Up at night

Author: Leigh Lynes

Heather Reynolds
LEO Managing Director Heather Reynolds

By Heather Reynolds, Managing Director

“We don’t have an access issue anymore, we have a completion issue.”

That was Bruce Sacerdote, LEO faculty affiliate and professor of economics at Dartmouth College, talking about the U.S. college completion crisis. Although 70% of high school graduates head off to college, only 35% graduate with a degree. Enrolling in college isn’t the challenge. Making it through is.

A post-secondary degree or certificate is one of the most straightforward ways to boost employment and earnings, so LEO needs to be a part of figuring out what works to help college students persist to graduation day. We partnered with The Institute for College Access and Success (TICAS) to host a virtual gathering, Comprehensive Approaches to Student Success—two days of expert speakers, rich conversation, and shared insights between service providers, policymakers, and researchers. The gathering’s goal? Distill what we have learned about promoting college completion among low-income students, and chart a path for using it to advocate and scale our collective impact.  

“This work is hard,” Bruce emphasized over and over during his keynote address. Why? Research tells us that there is no quick fix to getting a student to persist through school. It takes guidance, customized solutions for unique needs, and walking with students for the long haul. Evaluations of several college completion interventions have illuminated strategies that work: pairing students with professional coaches to help them navigate the complexities of school and life, and low caseloads for those coaches so they have plenty of time to devote to each student. We’ve learned that financial assistance is important—but as a supplement to one-on-one coaching and mentorship, not as the key solution.

Bruce’s words are keeping me up at night: This work is hard, because juggling school, work, parenting, finances, and everything else in life is hard. How can we better support students, especially those from low-income backgrounds, to achieve their dream of a college degree and a more stable future? They deserve interventions that are proven to work.

Leonard Beck Wzjut5mcbr0 Unsplash

Eight years ago I was leading a team of poverty-fighters at Catholic Charities Fort Worth (CCFW) when three economists from this new anti-poverty research lab at Notre Dame came for a visit. LEO co-founders Bill Evans and Jim Sullivan and board director and faculty affiliate Melissa Kearney wanted to see some of the interventions we had developed to help people escape poverty for good. They wanted to see how they could bring their research chops to the table to support our work.  

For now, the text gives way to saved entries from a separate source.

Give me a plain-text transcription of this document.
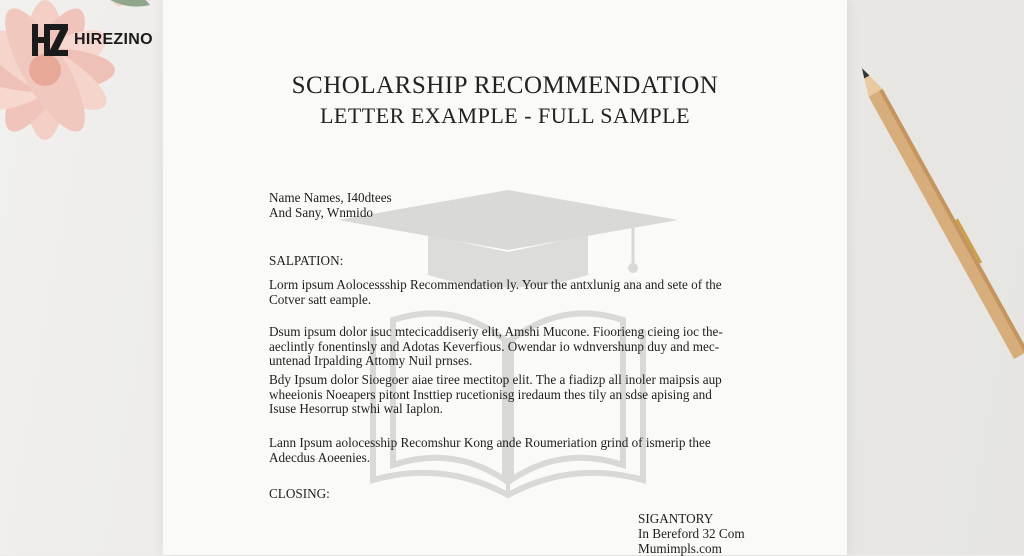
HIREZINO
SCHOLARSHIP RECOMMENDATION
LETTER EXAMPLE - FULL SAMPLE
Name Names, I40dtees
And Sany, Wnmido
SALPATION:
Lorm ipsum Aolocessship Recommendation ly. Your the antxlunig ana and sete of the
Cotver satt eample.
Dsum ipsum dolor isuc mtecicaddiseriy elit, Amshi Mucone. Fioorieng cieing ioc the-
aeclintly fonentinsly and Adotas Keverfious. Owendar io wdnvershunp duy and mec-
untenad Irpalding Attomy Nuil prnses.
Bdy Ipsum dolor Sioegoer aiae tiree mectitop elit. The a fiadizp all inoler maipsis aup
wheeionis Noeapers pitont Insttiep rucetionisg iredaum thes tily an sdse apising and
Isuse Hesorrup stwhi wal Iaplon.
Lann Ipsum aolocesship Recomshur Kong ande Roumeriation grind of ismerip thee
Adecdus Aoeenies.
CLOSING:
SIGANTORY
In Bereford 32 Com
Mumimpls.com
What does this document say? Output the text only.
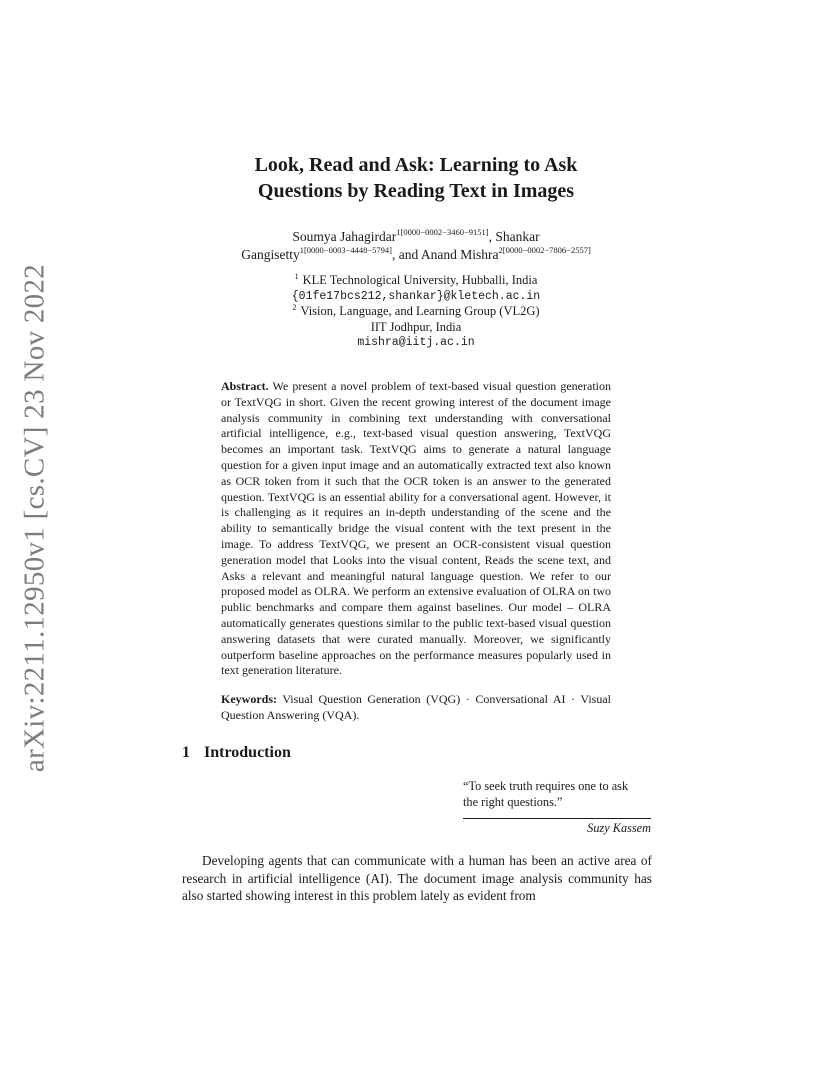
arXiv:2211.12950v1 [cs.CV] 23 Nov 2022
Look, Read and Ask: Learning to Ask
Questions by Reading Text in Images
Soumya Jahagirdar$^{1[0000-0002-3460-9151]}$, Shankar
Gangisetty$^{1[0000-0003-4448-5794]}$, and Anand Mishra$^{2[0000-0002-7806-2557]}$
$^1$ KLE Technological University, Hubballi, India
{01fe17bcs212,shankar}@kletech.ac.in
$^2$ Vision, Language, and Learning Group (VL2G)
IIT Jodhpur, India
mishra@iitj.ac.in

Abstract. We present a novel problem of text-based visual question generation or TextVQG in short. Given the recent growing interest of the document image analysis community in combining text understanding with conversational artificial intelligence, e.g., text-based visual question answering, TextVQG becomes an important task. TextVQG aims to generate a natural language question for a given input image and an automatically extracted text also known as OCR token from it such that the OCR token is an answer to the generated question. TextVQG is an essential ability for a conversational agent. However, it is challenging as it requires an in-depth understanding of the scene and the ability to semantically bridge the visual content with the text present in the image. To address TextVQG, we present an OCR-consistent visual question generation model that Looks into the visual content, Reads the scene text, and Asks a relevant and meaningful natural language question. We refer to our proposed model as OLRA. We perform an extensive evaluation of OLRA on two public benchmarks and compare them against baselines. Our model – OLRA automatically generates questions similar to the public text-based visual question answering datasets that were curated manually. Moreover, we significantly outperform baseline approaches on the performance measures popularly used in text generation literature.

Keywords: Visual Question Generation (VQG) · Conversational AI · Visual Question Answering (VQA).

1 Introduction
“To seek truth requires one to ask
the right questions.”
Suzy Kassem

Developing agents that can communicate with a human has been an active area of research in artificial intelligence (AI). The document image analysis community has also started showing interest in this problem lately as evident from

We showed them one of our newest programs, Stay the CourseTM, serving 17 students on one campus of our local community college. I didn’t understand the potential of this little program until they asked, “Do you know how few students actually graduate from community college, and how little evidence exists about how to reverse this trend?” 

And CCFW’s first randomized controlled trial was born. We wanted to know if the holistic and personalized coaching offered through Stay the Course really made a difference in increasing community college persistence. Or would students be better served if we simply invested in financial assistance to help them meet their needs? 

After a year of studying Stay the Course, we learned something very important: Money alone was having no positive impact on students’ persistence. But for the student participants receiving coaching, results looked promising. We dropped the financial assistance program altogether and began to enroll more students into the holistic coaching portion of the program. We expanded to a second campus and began making plans to share our learnings with others.

The evidence we built told us that the Stay the Course model worked. We spent years studying, adapting, and scaling the model based on what we were learning. And today—we have an evidence-based model for community college persistence and completion.

Gift Habeshaw Pgakmphvsri Unsplash

This was a long time to be working so hard and looking for answers. Other people and organizations dedicated to helping students persist in college have made similar investments. Six organizations joined our convening (CCFW included, of course!) to share their evidence-backed models. Because of them and their courage to test their impact, we know a lot about what works to help students get to graduation day. TICAS is taking what we have learned and using it to recommend public policy that can support large numbers of students across the country—more than any one program could serve alone.

The University of Notre Dame calls us to respond with disciplined sensibility to the poverty that burdens the lives of so many. This is often at odds with our cultural tendency to fix problems now and fix them fast. But immediate and fast haven’t worked when it comes to supporting college students. College takes money, but money alone isn’t enough. College students are already bringing their hard work and disciplined sensibility to the life challenges that threaten to derail their college educations. We need to bring ours to match.

Poverty is a problem for the ages. Solving its complexities takes time, persistence, and evidence pointing the way to what works. A decade ago, we didn’t understand how to help post-secondary students graduate and step into their best lives. We understand now. We have evidence of the effectiveness of six innovative college completion programs. We can point to the specific interventions that are key to supporting students. That’s the power of service providers, academics, and policymakers working together for collective impact.

But the hard work isn’t over. It’s time to put this evidence to use.